Meat and Livestock Australia has announced a plan to limit future exports of Australian cattle to Indonesia to 25 accredited facilities. Australian cattle would only be supplied to 25 accredited Indonesian processing facilities under a new animal welfare plan released for the market by Meat and Livestock Australia yesterday.

The Federal Department of Agriculture has not yet indicated whether it will endorse MLA’s plan as it stands or whether it will push for greater restrictions or possibly a total ban, as many groups are demanding.

Under the MLA’s industry initiative, Australian cattle would only be supplied to 25 Indonesian abattoirs currently meeting OIE (World Organisation for Animal Health) animal welfare standards.

Animal welfare officers would be permanently stationed at accredited processing facilities, to ensure processing consistently meets OIE standards.

Additionally, the industry would rapidly increase the use of stunning.

Media reports this morning have indicated the Federal Government is considering restricting Australian exports to as few as 10 Indonesian abattoirs. 

Depending on the size and capacity of the facilties that will be allowed to handle Australian cattle, questions surround what impact the new arrangements would have on the supply of cattle to Indonesia at what is the busiest period of demand.

The Indonesian Government has issued a 200,000-220,000 head import permit for the current April-June quarter as Indonesian importers seek to fill feedlots in the approach to the Ramadan Muslim festival during August, which is the peak seasonal period of demand for beef in Indonesia. 

Many of the Australian cattle for that supply permit are now already in the system and being fed, and are still at least 60 days away from a processing plant.

MLA live export manager Michael Finucan told Beef Central from Jakarta this morning that the cattle currently in the supply chain would be handled through the core group of facilities that MLA has identified as meeting acceptable processing standards. 

In a press release issued this morning, MLA chairman Don Heatley said the solution aims to prevent Australian cattle in Indonesia from suffering any acts of animal cruelty or poor welfare practices.

The press release reads:

“Our solution commits to the reduction of trade to a core group of facilities in Indonesia accredited to meet OIE (World Organisation for Animal Health) animal welfare standards.

“A rapid increase in stunning – which exceeds OIE standards – is also a central part of this solution.

“The implementation of these measures has already begun with the full support of the Indonesian industry.

“We will also need both the Australian and Indonesian Governments to support these measures to secure urgent animal welfare improvements,” he said.

The industry has conducted a preliminary audit of the 100 processing facilities that have been receiving the majority of Australian cattle.

The audit has graded these facilities into four categories.

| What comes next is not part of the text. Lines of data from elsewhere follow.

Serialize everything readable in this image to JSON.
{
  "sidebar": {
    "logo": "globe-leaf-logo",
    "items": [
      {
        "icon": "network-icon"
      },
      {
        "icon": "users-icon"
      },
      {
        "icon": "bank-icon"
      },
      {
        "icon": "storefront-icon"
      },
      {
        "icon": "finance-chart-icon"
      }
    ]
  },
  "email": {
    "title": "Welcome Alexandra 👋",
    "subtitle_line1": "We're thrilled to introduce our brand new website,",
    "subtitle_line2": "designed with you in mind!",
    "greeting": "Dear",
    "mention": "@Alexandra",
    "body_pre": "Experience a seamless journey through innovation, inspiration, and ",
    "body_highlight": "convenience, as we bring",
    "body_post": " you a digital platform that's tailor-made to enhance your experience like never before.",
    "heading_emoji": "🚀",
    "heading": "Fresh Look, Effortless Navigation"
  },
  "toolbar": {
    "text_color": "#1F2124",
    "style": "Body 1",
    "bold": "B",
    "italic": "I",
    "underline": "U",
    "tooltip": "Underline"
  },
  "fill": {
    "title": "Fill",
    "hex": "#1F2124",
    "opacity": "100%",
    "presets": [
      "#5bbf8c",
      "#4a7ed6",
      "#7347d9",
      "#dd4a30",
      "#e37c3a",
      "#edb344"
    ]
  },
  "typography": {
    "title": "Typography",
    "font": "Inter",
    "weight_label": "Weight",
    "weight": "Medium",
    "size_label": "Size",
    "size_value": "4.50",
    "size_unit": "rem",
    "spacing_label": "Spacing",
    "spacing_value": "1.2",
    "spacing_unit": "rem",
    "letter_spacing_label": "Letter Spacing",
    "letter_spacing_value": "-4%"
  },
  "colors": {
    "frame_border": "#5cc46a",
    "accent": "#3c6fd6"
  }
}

The first is a group of five modern facilities that are using stunning effectively and consistently applying appropriate animal welfare standards with well trained staff.

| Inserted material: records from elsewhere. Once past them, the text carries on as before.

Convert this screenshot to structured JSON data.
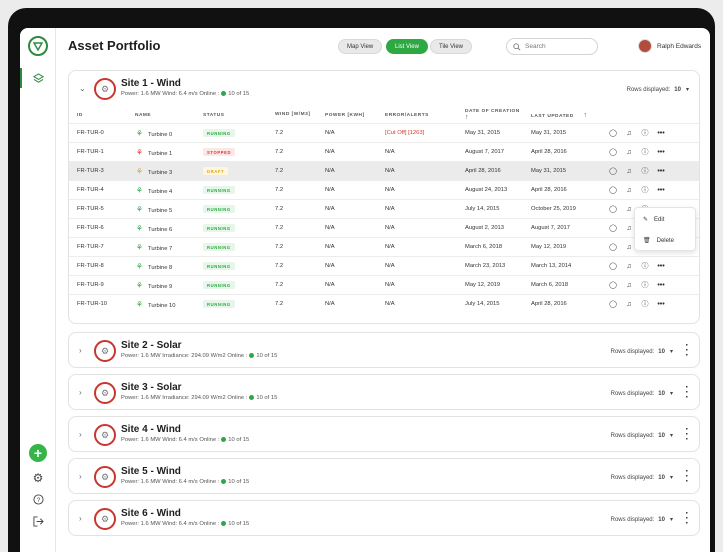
{
  "header": {
    "title": "Asset Portfolio",
    "views": [
      "Map View",
      "List View",
      "Tile View"
    ],
    "active_view": "List View",
    "search_placeholder": "Search",
    "user_name": "Ralph Edwards"
  },
  "colors": {
    "accent": "#2da843",
    "stopped": "#d33a2f",
    "draft": "#d9a321"
  },
  "expanded_site": {
    "name": "Site 1 - Wind",
    "power": "Power: 1.6 MW",
    "metric": "Wind: 6.4 m/s",
    "online_label": "Online :",
    "online_value": "10 of 15",
    "rows_label": "Rows displayed:",
    "rows_value": "10",
    "columns": [
      "ID",
      "NAME",
      "STATUS",
      "WIND [W/M3]",
      "POWER [KWH]",
      "ERROR/ALERTS",
      "DATE OF CREATION",
      "LAST UPDATED"
    ],
    "rows": [
      {
        "id": "FR-TUR-0",
        "name": "Turbine 0",
        "status": "RUNNING",
        "kind": "run",
        "wind": "7.2",
        "power": "N/A",
        "error": "[Cut Off] [1263]",
        "created": "May 31, 2015",
        "updated": "May 31, 2015"
      },
      {
        "id": "FR-TUR-1",
        "name": "Turbine 1",
        "status": "STOPPED",
        "kind": "stop",
        "wind": "7.2",
        "power": "N/A",
        "error": "N/A",
        "created": "August 7, 2017",
        "updated": "April 28, 2016"
      },
      {
        "id": "FR-TUR-3",
        "name": "Turbine 3",
        "status": "DRAFT",
        "kind": "draft",
        "wind": "7.2",
        "power": "N/A",
        "error": "N/A",
        "created": "April 28, 2016",
        "updated": "May 31, 2015"
      },
      {
        "id": "FR-TUR-4",
        "name": "Turbine 4",
        "status": "RUNNING",
        "kind": "run",
        "wind": "7.2",
        "power": "N/A",
        "error": "N/A",
        "created": "August 24, 2013",
        "updated": "April 28, 2016"
      },
      {
        "id": "FR-TUR-5",
        "name": "Turbine 5",
        "status": "RUNNING",
        "kind": "run",
        "wind": "7.2",
        "power": "N/A",
        "error": "N/A",
        "created": "July 14, 2015",
        "updated": "October 25, 2019"
      },
      {
        "id": "FR-TUR-6",
        "name": "Turbine 6",
        "status": "RUNNING",
        "kind": "run",
        "wind": "7.2",
        "power": "N/A",
        "error": "N/A",
        "created": "August 2, 2013",
        "updated": "August 7, 2017"
      },
      {
        "id": "FR-TUR-7",
        "name": "Turbine 7",
        "status": "RUNNING",
        "kind": "run",
        "wind": "7.2",
        "power": "N/A",
        "error": "N/A",
        "created": "March 6, 2018",
        "updated": "May 12, 2019"
      },
      {
        "id": "FR-TUR-8",
        "name": "Turbine 8",
        "status": "RUNNING",
        "kind": "run",
        "wind": "7.2",
        "power": "N/A",
        "error": "N/A",
        "created": "March 23, 2013",
        "updated": "March 13, 2014"
      },
      {
        "id": "FR-TUR-9",
        "name": "Turbine 9",
        "status": "RUNNING",
        "kind": "run",
        "wind": "7.2",
        "power": "N/A",
        "error": "N/A",
        "created": "May 12, 2019",
        "updated": "March 6, 2018"
      },
      {
        "id": "FR-TUR-10",
        "name": "Turbine 10",
        "status": "RUNNING",
        "kind": "run",
        "wind": "7.2",
        "power": "N/A",
        "error": "N/A",
        "created": "July 14, 2015",
        "updated": "April 28, 2016"
      }
    ],
    "menu": {
      "edit": "Edit",
      "delete": "Delete"
    }
  },
  "collapsed_sites": [
    {
      "name": "Site 2 - Solar",
      "power": "Power: 1.6 MW",
      "metric": "Irradiance: 294.09 W/m2",
      "online_label": "Online :",
      "online_value": "10 of 15",
      "rows_label": "Rows displayed:",
      "rows_value": "10"
    },
    {
      "name": "Site 3 - Solar",
      "power": "Power: 1.6 MW",
      "metric": "Irradiance: 294.09 W/m2",
      "online_label": "Online :",
      "online_value": "10 of 15",
      "rows_label": "Rows displayed:",
      "rows_value": "10"
    },
    {
      "name": "Site 4 - Wind",
      "power": "Power: 1.6 MW",
      "metric": "Wind: 6.4 m/s",
      "online_label": "Online :",
      "online_value": "10 of 15",
      "rows_label": "Rows displayed:",
      "rows_value": "10"
    },
    {
      "name": "Site 5 - Wind",
      "power": "Power: 1.6 MW",
      "metric": "Wind: 6.4 m/s",
      "online_label": "Online :",
      "online_value": "10 of 15",
      "rows_label": "Rows displayed:",
      "rows_value": "10"
    },
    {
      "name": "Site 6 - Wind",
      "power": "Power: 1.6 MW",
      "metric": "Wind: 6.4 m/s",
      "online_label": "Online :",
      "online_value": "10 of 15",
      "rows_label": "Rows displayed:",
      "rows_value": "10"
    }
  ]
}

The solution recommends these facilities be allowed to continue processing Australian cattle with regular checks by an independent team of veterinary experts, approved by the Australian and Indonesian Ministers of Agriculture, to ensure that high animal welfare standards continue. 

The preliminary audit also indicates there is a second category with another 20 facilities that consistently meet OIE standards of animal welfare. While these standards do not require stunning, at least two of these facilities have recently commenced stunning operations.

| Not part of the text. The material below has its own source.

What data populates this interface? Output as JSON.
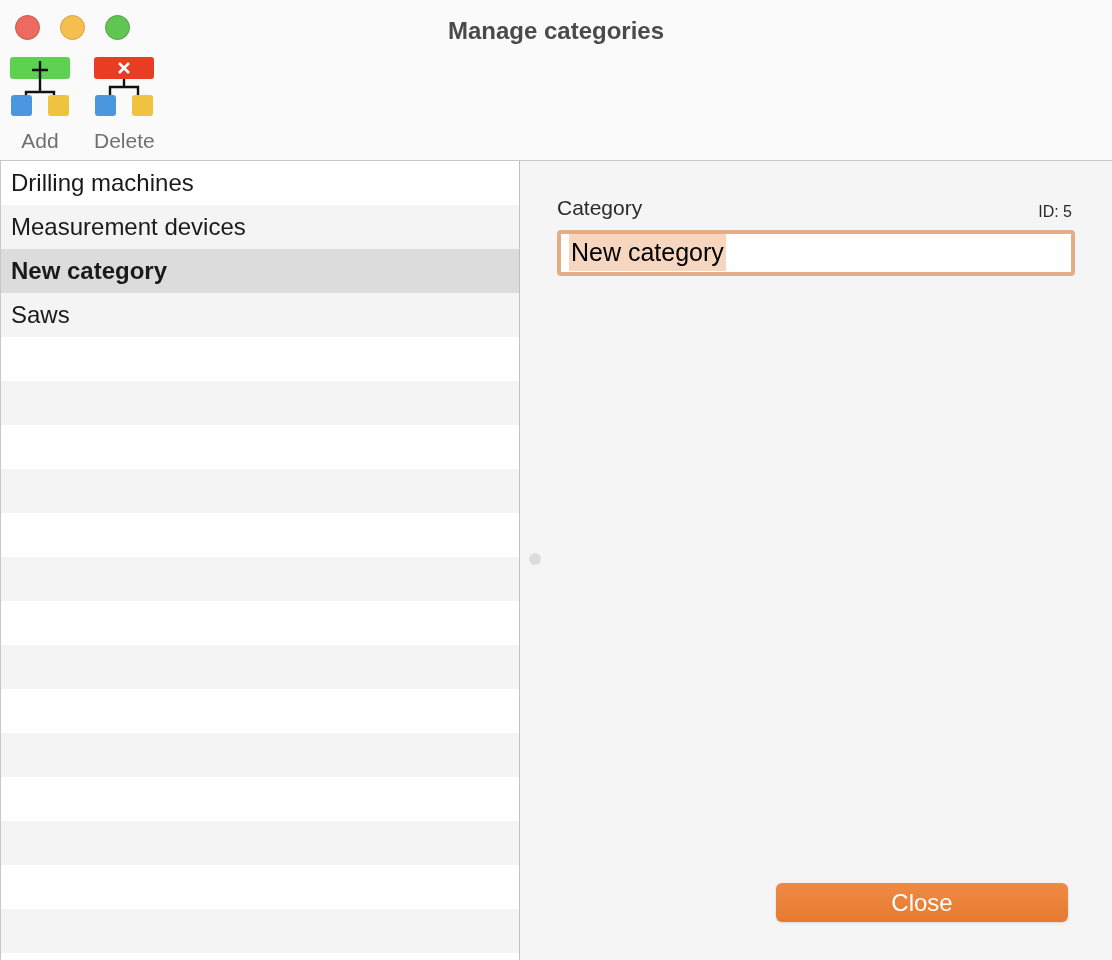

As an additional level of assurance, the Australian industry is stationing an animal welfare officer at each of these abattoirs during hours of operation to ensure Australian cattle are handled at or above OIE standards every time. 

“This step will ensure that only the best 25 facilities receive our cattle. These facilities currently account for around 40pc of Australian cattle sent to Indonesia,” Mr Heatley said.

“The Australian industry is also committed to introducing improved infrastructure in these facilities and transitioning as many as possible to stunning.

“Facilities in the remaining categories will not receive Australian cattle until they can be guaranteed to meet accepted standards.”

Mr Heatley said on seeing the footage, industry immediately moved to suspend supply of Australian cattle to the facilities identified and this suspension remains in place.

“Both the MLA Board and the LiveCorp Board will instigate immediate reviews of all industry-funded animal welfare programs in all markets,” Mr Heatley said.

“I would like to apologise to the Australian livestock industry and the broader community for the hurt and anger caused by the recent footage of horrendous acts of cruelty to our cattle in Indonesia. 

“No section of our community was more distressed than those of us whose life’s work is the caring and raising of livestock.

“I can assure you that if this disgusting cruelty had been witnessed by any Australian industry representatives before now, action would have immediately been triggered to bring it to a halt.

“This issue has made it clear that we must only allow our cattle to reach those facilities where we can be absolutely confident they will be handled in line with internationally accepted welfare practices.

“The solution we have put forward is critical to ensure the welfare of Australian cattle in Indonesia. We are taking these measures on behalf of Australia’s cattle producers who will not tolerate cruelty to their animals,” Mr Heatley said.